34 ans après - plongée dans mes anciens diarii (ce que j'en écrivis)

 

    J'ai donc mis à profit ce jour férié passé sans sortir à soigner un rhume qui me gêne depuis vendredi passé pour m'accorder une plongée dans mes diarii des années 1984 et 1985. 

Comme je m'y attendais, j'y parle fort peu de cette affaire, comme de l'actualité. Je sais que je suivais ce qui se passait dans le monde mais ça faisait plutôt l'objet d'articles découpés que d'entrée dans mon journal, qui la plupart du temps est principalement un carnet de bord. J'y jette quelques notes en aide-mémoire, vite fait, horaires de trains, notes aux examens, dépenses. 

Chaque fois que je suis amenée à les consulter, mes agendas - journaux des années d'étudiants, je suis frappée d'à quel point nous ne faisions presque que travailler et combien le manque d'argent, le budget serré et de tenter de mener une vie cependant pas trop étriquée, nous limitait. Je faisais déjà pas mal de sport, plus que dans mon souvenir. Du footing assez régulièrement - alors que je n'avais le souvenir que de tentatives peu glorieuses au Parc de Sceaux -. Les entrées quotidiennes de ces deux années sont avant tout marquées par les éléments d'études ou de travail, l'importance de nos familles et la grande importance pour moi de l'amitié. Et puis quand même pas mal d'états d'âmes amoureux. Il faut bien des efforts pour devenir un couple, j'en avais perdu le souvenir. Mal remise d'un chagrin antérieur je devais être assez pénible. Et le garçon était visiblement trop jeune pour se fixer. Seulement en ce temps-là nous étions considérés comme adultes dès 18 ans, quand bien même encore étudiants et seulement en chemin vers l'indépendance financière, ce qui nous canalisait sans doute vers des comportements responsables. Bien des passages sont inévitablement très nombrilistes, j'y jette mes doutes, mes interrogations, mes peines, nos moments de grand amour, et un solide désespoir quant à mon avenir, qui finalement fut loin d'être aussi morne et gris que je le craignais (et ça n'est pas fini).
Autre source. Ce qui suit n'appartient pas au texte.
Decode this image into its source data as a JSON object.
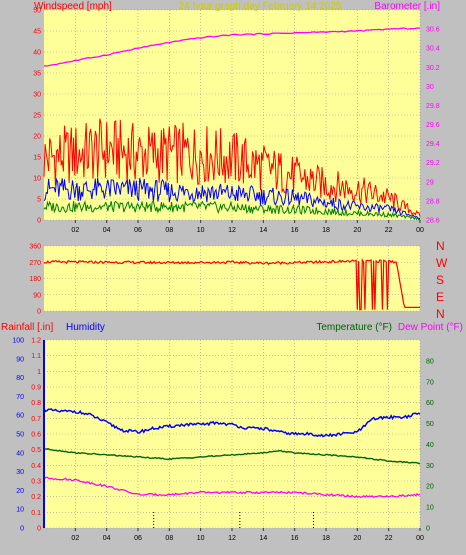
{
  "header": {
    "windspeed_label": "Windspeed [mph]",
    "title": "24 hour graph day   February 14 2025",
    "barometer_label": "Barometer [.in]",
    "rainfall_label": "Rainfall [.in]",
    "humidity_label": "Humidity",
    "temperature_label": "Temperature (°F)",
    "dewpoint_label": "Dew Point (°F)"
  },
  "colors": {
    "background": "#c0c0c0",
    "plot_bg": "#ffff99",
    "grid": "#9a9a9a",
    "gust": "#ff0000",
    "wind_avg": "#0000ff",
    "wind_low": "#008000",
    "barometer": "#ff00ff",
    "direction": "#ff0000",
    "humidity": "#0000ff",
    "temperature": "#006400",
    "dewpoint": "#ff00ff",
    "rain_axis": "#ff0000"
  },
  "chart_data": [
    {
      "id": "wind",
      "type": "line",
      "x_ticks": [
        "02",
        "04",
        "06",
        "08",
        "10",
        "12",
        "14",
        "16",
        "18",
        "20",
        "22",
        "00"
      ],
      "y_left": {
        "label": "Windspeed [mph]",
        "lim": [
          0,
          50
        ],
        "ticks": [
          0,
          5,
          10,
          15,
          20,
          25,
          30,
          35,
          40,
          45,
          50
        ]
      },
      "y_right": {
        "label": "Barometer [.in]",
        "lim": [
          28.6,
          30.8
        ],
        "ticks": [
          "28.6",
          "28.8",
          "29",
          "29.2",
          "29.4",
          "29.6",
          "29.8",
          "30",
          "30.2",
          "30.4",
          "30.6"
        ]
      },
      "x_range_hours": [
        0,
        24
      ],
      "grid": true,
      "series": [
        {
          "role": "barometer",
          "axis": "right",
          "x": [
            0,
            2,
            4,
            6,
            8,
            10,
            12,
            14,
            16,
            18,
            20,
            22,
            24
          ],
          "values": [
            30.21,
            30.27,
            30.33,
            30.4,
            30.46,
            30.51,
            30.54,
            30.55,
            30.56,
            30.57,
            30.58,
            30.6,
            30.61
          ]
        },
        {
          "role": "gust",
          "axis": "left",
          "x": [
            0,
            2,
            4,
            6,
            8,
            10,
            12,
            14,
            16,
            18,
            20,
            22,
            23.5,
            24
          ],
          "values": [
            14,
            15,
            16,
            15,
            15,
            15,
            14,
            12,
            10,
            8,
            7,
            5,
            2,
            1
          ]
        },
        {
          "role": "average",
          "axis": "left",
          "x": [
            0,
            2,
            4,
            6,
            8,
            10,
            12,
            14,
            16,
            18,
            20,
            22,
            23.5,
            24
          ],
          "values": [
            7,
            7,
            7,
            7,
            6.5,
            6.5,
            6,
            5.5,
            5,
            4,
            3,
            2.5,
            1,
            0.5
          ]
        },
        {
          "role": "low",
          "axis": "left",
          "x": [
            0,
            2,
            4,
            6,
            8,
            10,
            12,
            14,
            16,
            18,
            20,
            22,
            23.5,
            24
          ],
          "values": [
            3,
            3,
            3,
            3,
            3,
            3,
            2.8,
            2.5,
            2.3,
            2,
            1.5,
            1.2,
            0.5,
            0.2
          ]
        }
      ]
    },
    {
      "id": "direction",
      "type": "line",
      "y_left": {
        "lim": [
          0,
          360
        ],
        "ticks": [
          0,
          90,
          180,
          270,
          360
        ]
      },
      "y_right": {
        "ticks": [
          "N",
          "E",
          "S",
          "W",
          "N"
        ]
      },
      "x_range_hours": [
        0,
        24
      ],
      "grid": true,
      "series": [
        {
          "role": "direction",
          "x": [
            0,
            4,
            8,
            12,
            14,
            16,
            18,
            19.5,
            20,
            21,
            22,
            22.5,
            23,
            24
          ],
          "values": [
            272,
            270,
            268,
            270,
            265,
            268,
            272,
            276,
            275,
            276,
            277,
            270,
            20,
            20
          ]
        }
      ]
    },
    {
      "id": "rain_humidity_temp",
      "type": "line",
      "x_ticks": [
        "02",
        "04",
        "06",
        "08",
        "10",
        "12",
        "14",
        "16",
        "18",
        "20",
        "22",
        "00"
      ],
      "y_left_humidity": {
        "label": "Humidity",
        "lim": [
          0,
          100
        ],
        "ticks": [
          0,
          10,
          20,
          30,
          40,
          50,
          60,
          70,
          80,
          90,
          100
        ]
      },
      "y_left_rain": {
        "label": "Rainfall [.in]",
        "lim": [
          0,
          1.2
        ],
        "ticks": [
          "0",
          "0.1",
          "0.2",
          "0.3",
          "0.4",
          "0.5",
          "0.6",
          "0.7",
          "0.8",
          "0.9",
          "1",
          "1.1",
          "1.2"
        ]
      },
      "y_right": {
        "label": "Temperature (°F) / Dew Point (°F)",
        "lim": [
          0,
          90
        ],
        "ticks": [
          0,
          10,
          20,
          30,
          40,
          50,
          60,
          70,
          80
        ]
      },
      "x_range_hours": [
        0,
        24
      ],
      "grid": true,
      "series": [
        {
          "role": "humidity",
          "axis": "left_humidity",
          "x": [
            0,
            1,
            2,
            3,
            4,
            5,
            6,
            7,
            8,
            9,
            10,
            11,
            12,
            13,
            14,
            15,
            16,
            17,
            18,
            19,
            20,
            21,
            22,
            23,
            24
          ],
          "values": [
            63,
            62,
            62,
            60,
            56,
            52,
            51,
            53,
            54,
            55,
            55,
            56,
            55,
            53,
            53,
            51,
            50,
            50,
            49,
            50,
            51,
            58,
            59,
            59,
            61
          ]
        },
        {
          "role": "temperature",
          "axis": "right",
          "x": [
            0,
            2,
            4,
            6,
            8,
            10,
            12,
            14,
            15,
            16,
            18,
            20,
            22,
            24
          ],
          "values": [
            38,
            36,
            35,
            34,
            33,
            34,
            35,
            36,
            37,
            36,
            35,
            34,
            32,
            31
          ]
        },
        {
          "role": "dewpoint",
          "axis": "right",
          "x": [
            0,
            2,
            4,
            6,
            8,
            10,
            12,
            14,
            16,
            18,
            20,
            22,
            24
          ],
          "values": [
            24,
            23,
            20,
            16,
            16,
            17,
            17,
            17,
            17,
            16,
            15,
            15,
            16
          ]
        }
      ]
    }
  ]
}
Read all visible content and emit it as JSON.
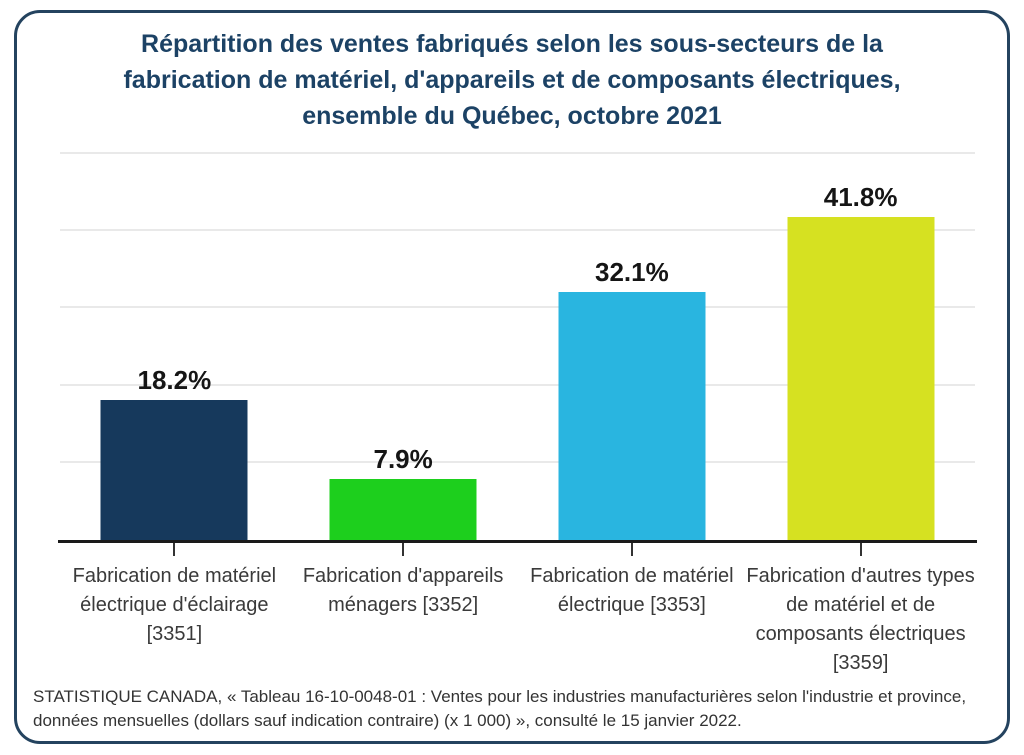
{
  "chart_data": {
    "type": "bar",
    "title": "Répartition des ventes fabriqués selon les sous-secteurs de la fabrication de matériel, d'appareils et de composants électriques, ensemble du Québec, octobre 2021",
    "categories": [
      "Fabrication de matériel électrique d'éclairage [3351]",
      "Fabrication d'appareils ménagers [3352]",
      "Fabrication de matériel électrique [3353]",
      "Fabrication d'autres types de matériel et de composants électriques [3359]"
    ],
    "values": [
      18.2,
      7.9,
      32.1,
      41.8
    ],
    "value_labels": [
      "18.2%",
      "7.9%",
      "32.1%",
      "41.8%"
    ],
    "bar_colors": [
      "#16395c",
      "#1dcf1d",
      "#29b5e0",
      "#d6e121"
    ],
    "xlabel": "",
    "ylabel": "",
    "ylim": [
      0,
      50
    ],
    "gridline_step": 10,
    "grid": "horizontal-only",
    "legend": "none",
    "y_axis_tick_labels_visible": false
  },
  "footer": {
    "source": "STATISTIQUE CANADA, « Tableau 16-10-0048-01 : Ventes pour les industries manufacturières selon l'industrie et province, données mensuelles (dollars sauf indication contraire) (x 1 000) », consulté le 15 janvier 2022."
  },
  "colors": {
    "card_border": "#24435f",
    "title_text": "#1c4265",
    "gridline": "#e9e9e9",
    "axis_line": "#1a1a1a",
    "category_text": "#3a3a3a",
    "value_text": "#151515",
    "source_text": "#333333"
  }
}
Je suis d'une fracassante lucidité.

Deux entrées marquent cependant un intérêt pour le drame de la Vologne en particulier. 

Celle du 29 mars 1985 où sans doute avant de refermer mon agenda je rajoute après avoir écouté les infos et avec le stylo qui me tombe sous la main "Villemin a tué Laroche ça devait arriver, je l'attendais"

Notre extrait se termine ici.